Stop trying to be. It is the fight for perfection that keeps us unhappy and fried. Nothing in this world is perfect, including you, so reaching perfection is never going to happen. The sooner you understand this, the sooner you can start to heal your burnout and get back to enjoying life.

As healthcare professionals, you want to be perfect, you feel you must be perfect; you have lots of people depending on you and, sometimes, your mistakes can cost lives or leave people worse off than before. It’s terrible when bad things happen, but they always will.
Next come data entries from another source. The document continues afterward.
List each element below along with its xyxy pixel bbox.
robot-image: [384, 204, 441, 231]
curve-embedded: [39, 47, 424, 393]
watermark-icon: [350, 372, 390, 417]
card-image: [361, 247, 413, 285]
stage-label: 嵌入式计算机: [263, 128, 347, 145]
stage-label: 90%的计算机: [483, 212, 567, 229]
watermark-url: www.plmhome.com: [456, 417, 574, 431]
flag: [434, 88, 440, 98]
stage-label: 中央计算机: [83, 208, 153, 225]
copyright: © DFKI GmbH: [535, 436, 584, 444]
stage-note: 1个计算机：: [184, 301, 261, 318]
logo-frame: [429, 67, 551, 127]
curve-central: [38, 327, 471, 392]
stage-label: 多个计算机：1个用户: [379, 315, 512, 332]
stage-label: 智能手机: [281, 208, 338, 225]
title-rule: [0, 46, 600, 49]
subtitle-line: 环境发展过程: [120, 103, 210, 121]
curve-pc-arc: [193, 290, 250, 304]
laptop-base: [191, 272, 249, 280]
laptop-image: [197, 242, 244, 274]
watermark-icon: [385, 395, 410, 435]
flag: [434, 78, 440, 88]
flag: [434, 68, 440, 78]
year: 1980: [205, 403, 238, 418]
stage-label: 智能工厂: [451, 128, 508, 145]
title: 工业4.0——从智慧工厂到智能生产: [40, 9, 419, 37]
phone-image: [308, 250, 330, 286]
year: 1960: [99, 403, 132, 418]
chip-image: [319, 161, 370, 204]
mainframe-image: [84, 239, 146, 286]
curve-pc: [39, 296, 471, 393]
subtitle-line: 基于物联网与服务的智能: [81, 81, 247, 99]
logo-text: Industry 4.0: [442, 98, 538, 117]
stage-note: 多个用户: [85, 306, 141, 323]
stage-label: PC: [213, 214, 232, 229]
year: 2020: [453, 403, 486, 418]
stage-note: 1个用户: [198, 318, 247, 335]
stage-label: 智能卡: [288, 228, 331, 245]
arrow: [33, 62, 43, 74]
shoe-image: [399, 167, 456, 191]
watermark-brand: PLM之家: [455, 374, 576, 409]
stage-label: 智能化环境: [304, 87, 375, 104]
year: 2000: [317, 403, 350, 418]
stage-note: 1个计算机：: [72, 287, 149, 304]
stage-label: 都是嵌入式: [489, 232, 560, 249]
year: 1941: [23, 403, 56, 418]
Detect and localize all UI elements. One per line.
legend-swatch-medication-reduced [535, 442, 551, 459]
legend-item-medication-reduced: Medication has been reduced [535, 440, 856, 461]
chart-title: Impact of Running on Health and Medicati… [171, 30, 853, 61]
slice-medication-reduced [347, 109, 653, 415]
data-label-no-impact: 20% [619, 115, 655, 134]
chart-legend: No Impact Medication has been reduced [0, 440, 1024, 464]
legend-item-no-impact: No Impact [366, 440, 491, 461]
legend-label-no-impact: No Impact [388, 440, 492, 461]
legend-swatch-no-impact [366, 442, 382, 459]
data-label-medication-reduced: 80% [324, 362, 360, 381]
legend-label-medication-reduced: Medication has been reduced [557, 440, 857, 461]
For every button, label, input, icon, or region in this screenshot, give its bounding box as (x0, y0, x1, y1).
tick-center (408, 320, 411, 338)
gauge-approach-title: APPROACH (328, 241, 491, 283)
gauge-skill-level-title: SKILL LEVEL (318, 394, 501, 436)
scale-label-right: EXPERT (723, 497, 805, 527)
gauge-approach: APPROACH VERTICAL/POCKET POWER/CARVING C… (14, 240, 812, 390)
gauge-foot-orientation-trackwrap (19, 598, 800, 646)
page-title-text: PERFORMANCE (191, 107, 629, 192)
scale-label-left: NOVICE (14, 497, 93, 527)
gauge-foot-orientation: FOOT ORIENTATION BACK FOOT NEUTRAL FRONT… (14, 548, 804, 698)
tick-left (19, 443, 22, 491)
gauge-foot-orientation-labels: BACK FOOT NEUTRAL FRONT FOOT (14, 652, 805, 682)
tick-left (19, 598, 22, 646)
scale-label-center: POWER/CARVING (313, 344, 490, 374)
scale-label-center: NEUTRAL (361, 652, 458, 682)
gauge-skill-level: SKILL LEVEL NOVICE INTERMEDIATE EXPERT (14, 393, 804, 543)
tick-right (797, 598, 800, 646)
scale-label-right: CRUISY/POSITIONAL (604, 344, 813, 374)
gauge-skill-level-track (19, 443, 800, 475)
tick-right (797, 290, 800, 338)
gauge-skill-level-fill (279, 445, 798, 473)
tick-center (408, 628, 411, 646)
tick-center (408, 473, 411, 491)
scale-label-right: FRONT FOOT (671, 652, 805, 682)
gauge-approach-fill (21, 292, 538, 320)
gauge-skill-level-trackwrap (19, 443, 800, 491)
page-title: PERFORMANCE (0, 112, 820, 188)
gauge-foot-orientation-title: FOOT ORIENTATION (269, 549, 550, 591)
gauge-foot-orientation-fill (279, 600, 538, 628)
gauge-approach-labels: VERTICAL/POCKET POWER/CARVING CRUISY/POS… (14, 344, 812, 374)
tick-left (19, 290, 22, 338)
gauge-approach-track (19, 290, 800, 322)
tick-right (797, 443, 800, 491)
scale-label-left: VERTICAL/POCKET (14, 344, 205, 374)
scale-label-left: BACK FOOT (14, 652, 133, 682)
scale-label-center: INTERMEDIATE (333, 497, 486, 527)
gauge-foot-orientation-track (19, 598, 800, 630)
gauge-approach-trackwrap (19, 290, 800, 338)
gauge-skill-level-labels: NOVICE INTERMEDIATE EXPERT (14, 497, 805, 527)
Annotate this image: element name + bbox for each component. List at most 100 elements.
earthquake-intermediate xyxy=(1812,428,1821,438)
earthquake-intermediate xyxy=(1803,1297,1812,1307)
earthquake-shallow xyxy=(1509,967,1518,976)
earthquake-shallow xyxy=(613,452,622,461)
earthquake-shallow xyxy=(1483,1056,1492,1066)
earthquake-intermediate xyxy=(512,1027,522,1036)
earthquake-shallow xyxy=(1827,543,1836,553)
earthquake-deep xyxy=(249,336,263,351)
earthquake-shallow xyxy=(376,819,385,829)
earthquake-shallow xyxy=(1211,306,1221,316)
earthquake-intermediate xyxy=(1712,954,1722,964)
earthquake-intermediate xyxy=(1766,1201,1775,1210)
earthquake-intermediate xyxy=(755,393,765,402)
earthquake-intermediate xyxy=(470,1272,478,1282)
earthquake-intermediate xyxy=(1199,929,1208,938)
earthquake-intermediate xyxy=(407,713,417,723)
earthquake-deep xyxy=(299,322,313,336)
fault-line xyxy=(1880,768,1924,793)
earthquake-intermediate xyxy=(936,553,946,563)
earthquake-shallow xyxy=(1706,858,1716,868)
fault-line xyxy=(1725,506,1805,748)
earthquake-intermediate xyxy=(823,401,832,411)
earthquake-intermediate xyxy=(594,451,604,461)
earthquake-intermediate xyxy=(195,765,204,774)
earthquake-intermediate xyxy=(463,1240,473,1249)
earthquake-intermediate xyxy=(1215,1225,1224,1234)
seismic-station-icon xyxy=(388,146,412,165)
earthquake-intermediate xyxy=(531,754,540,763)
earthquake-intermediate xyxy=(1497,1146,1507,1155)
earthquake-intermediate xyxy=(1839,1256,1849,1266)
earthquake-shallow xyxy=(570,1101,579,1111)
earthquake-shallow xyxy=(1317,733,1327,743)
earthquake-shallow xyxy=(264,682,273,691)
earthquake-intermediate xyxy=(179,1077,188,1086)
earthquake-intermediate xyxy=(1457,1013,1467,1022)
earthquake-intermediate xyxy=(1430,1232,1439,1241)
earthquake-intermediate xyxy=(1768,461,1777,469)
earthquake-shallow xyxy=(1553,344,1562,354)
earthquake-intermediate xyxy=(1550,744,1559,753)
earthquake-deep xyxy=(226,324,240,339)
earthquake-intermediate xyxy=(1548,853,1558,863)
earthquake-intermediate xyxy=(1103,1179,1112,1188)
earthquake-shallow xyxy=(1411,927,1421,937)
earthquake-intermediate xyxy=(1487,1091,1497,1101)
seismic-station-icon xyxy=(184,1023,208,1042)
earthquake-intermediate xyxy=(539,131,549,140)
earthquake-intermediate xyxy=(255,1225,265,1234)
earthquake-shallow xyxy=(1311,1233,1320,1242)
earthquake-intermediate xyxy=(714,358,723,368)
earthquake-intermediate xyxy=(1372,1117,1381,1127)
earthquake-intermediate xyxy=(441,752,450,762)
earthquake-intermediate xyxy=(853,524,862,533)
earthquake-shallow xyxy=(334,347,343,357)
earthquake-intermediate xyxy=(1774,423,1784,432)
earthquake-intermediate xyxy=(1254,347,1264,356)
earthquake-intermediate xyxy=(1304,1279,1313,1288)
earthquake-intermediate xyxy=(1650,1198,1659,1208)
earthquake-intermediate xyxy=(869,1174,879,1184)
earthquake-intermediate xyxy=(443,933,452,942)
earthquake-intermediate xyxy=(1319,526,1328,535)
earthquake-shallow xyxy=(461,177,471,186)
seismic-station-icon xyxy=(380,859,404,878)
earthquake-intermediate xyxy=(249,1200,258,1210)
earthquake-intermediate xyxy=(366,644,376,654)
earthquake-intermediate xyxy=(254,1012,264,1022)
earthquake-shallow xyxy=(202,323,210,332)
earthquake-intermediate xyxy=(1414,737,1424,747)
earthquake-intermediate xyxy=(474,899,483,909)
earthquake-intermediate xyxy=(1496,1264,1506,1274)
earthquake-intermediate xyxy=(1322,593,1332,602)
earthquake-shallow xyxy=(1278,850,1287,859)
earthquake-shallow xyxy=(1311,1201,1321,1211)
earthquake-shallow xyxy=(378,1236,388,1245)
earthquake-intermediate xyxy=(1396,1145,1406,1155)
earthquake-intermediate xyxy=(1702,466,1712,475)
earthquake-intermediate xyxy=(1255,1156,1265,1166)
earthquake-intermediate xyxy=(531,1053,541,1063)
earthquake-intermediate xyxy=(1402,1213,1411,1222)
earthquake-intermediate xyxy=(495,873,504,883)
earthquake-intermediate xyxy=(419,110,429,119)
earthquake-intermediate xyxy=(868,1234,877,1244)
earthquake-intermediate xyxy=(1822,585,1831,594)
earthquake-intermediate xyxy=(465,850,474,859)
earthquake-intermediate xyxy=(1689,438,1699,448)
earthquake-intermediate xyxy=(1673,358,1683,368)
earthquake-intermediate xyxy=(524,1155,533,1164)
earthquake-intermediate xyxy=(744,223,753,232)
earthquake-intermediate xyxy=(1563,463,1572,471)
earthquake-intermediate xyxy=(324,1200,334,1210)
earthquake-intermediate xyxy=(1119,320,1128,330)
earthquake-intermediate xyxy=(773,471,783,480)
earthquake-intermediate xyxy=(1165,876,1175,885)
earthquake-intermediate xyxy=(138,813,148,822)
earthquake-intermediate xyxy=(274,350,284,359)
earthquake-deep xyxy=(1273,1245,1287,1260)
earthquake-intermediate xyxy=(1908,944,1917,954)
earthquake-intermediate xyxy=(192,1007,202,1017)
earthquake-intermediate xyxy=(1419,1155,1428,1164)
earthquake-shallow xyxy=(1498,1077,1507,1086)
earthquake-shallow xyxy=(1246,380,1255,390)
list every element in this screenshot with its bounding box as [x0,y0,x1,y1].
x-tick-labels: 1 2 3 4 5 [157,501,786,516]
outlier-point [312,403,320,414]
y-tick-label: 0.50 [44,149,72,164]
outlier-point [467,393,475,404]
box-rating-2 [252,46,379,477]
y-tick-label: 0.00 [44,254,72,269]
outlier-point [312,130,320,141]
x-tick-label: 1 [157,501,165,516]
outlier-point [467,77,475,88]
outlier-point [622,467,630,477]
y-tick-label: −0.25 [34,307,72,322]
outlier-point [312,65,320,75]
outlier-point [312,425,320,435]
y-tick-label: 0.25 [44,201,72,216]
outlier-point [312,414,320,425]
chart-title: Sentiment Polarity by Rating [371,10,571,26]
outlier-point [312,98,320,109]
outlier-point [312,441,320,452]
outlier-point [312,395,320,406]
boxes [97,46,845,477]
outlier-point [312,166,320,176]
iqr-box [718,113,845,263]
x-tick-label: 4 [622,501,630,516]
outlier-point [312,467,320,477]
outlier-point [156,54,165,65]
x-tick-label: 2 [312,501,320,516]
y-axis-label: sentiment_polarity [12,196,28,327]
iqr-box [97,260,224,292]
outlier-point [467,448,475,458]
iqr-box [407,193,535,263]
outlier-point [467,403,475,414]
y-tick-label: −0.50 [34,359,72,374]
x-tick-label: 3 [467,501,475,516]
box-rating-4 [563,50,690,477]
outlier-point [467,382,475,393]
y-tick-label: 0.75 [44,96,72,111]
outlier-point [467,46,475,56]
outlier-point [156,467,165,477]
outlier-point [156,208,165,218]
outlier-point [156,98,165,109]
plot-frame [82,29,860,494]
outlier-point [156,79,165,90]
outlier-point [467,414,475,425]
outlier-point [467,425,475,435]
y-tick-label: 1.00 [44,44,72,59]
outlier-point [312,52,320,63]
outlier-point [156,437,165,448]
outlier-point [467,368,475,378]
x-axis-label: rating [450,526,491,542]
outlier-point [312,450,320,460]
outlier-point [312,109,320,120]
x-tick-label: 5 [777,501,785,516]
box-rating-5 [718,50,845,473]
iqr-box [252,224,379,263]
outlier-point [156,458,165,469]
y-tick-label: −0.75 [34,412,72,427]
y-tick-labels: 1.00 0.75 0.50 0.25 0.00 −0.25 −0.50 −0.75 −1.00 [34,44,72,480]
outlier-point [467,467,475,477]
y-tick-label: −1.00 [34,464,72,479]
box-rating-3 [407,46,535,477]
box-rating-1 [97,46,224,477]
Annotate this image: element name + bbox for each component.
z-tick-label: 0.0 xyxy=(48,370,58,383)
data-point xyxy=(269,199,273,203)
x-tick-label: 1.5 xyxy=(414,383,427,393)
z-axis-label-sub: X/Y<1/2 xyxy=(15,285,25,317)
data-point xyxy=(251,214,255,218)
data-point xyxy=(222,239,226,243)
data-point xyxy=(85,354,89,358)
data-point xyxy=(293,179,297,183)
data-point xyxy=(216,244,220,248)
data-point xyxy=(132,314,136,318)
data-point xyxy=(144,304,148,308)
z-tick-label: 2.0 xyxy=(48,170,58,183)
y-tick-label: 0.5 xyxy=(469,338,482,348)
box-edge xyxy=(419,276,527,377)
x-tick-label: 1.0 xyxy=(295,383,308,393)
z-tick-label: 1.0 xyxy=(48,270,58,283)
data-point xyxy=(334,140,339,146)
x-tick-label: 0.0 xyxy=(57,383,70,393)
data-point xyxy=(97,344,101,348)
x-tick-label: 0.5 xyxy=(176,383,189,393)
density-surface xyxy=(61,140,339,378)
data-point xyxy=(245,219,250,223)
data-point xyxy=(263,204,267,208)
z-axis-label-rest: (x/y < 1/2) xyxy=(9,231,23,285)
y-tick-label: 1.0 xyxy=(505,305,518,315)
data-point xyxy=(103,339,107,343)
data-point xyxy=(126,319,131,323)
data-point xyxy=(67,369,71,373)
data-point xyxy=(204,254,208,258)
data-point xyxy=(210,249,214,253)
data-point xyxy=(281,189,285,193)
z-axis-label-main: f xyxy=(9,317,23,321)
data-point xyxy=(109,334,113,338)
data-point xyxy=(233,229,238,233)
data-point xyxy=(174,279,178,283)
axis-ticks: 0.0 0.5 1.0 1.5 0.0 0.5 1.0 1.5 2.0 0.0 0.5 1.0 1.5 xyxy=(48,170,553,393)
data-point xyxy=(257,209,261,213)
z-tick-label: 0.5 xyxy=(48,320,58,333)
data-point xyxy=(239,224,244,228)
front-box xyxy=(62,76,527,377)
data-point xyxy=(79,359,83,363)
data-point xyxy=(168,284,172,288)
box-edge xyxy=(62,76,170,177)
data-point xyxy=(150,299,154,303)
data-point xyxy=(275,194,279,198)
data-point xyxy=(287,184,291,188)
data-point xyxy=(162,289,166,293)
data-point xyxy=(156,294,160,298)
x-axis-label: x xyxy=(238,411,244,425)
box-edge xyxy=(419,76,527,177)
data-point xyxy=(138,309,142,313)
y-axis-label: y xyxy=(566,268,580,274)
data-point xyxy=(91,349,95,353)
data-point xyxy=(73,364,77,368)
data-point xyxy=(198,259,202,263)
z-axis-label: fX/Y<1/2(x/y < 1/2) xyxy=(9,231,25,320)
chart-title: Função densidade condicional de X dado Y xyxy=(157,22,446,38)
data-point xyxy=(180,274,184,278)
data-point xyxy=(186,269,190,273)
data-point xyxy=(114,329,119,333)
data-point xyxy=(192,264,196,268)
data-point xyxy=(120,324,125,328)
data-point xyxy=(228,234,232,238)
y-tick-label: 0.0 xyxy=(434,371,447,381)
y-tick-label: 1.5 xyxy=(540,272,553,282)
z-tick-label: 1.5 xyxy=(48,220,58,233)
If you blame yourself for everything wrong that happens and forget when things go right, you will suffer.

Remember to do your best and let everything else go. You can only do what you can do.

6. One Bite at a Time

QUESTION: How do you eat an elephant?

One bite at a time. Break your tasks down into manageable pieces so big tasks don’t seem so daunting. It’s better to not look at the full picture sometimes, as it can be discouraging. Define the things you need to get done in a day (a manageable list) and do those things. Once you have completed them, move on and live your life; don’t take on more patients, don’t go check on more people– because you probably won’t give them the attention they need anyway.

Ask for help when you need it and don’t be afraid to leave things you can’t do for someone else; just talk to them about it, so you’re not throwing something on their lap they can’t handle either.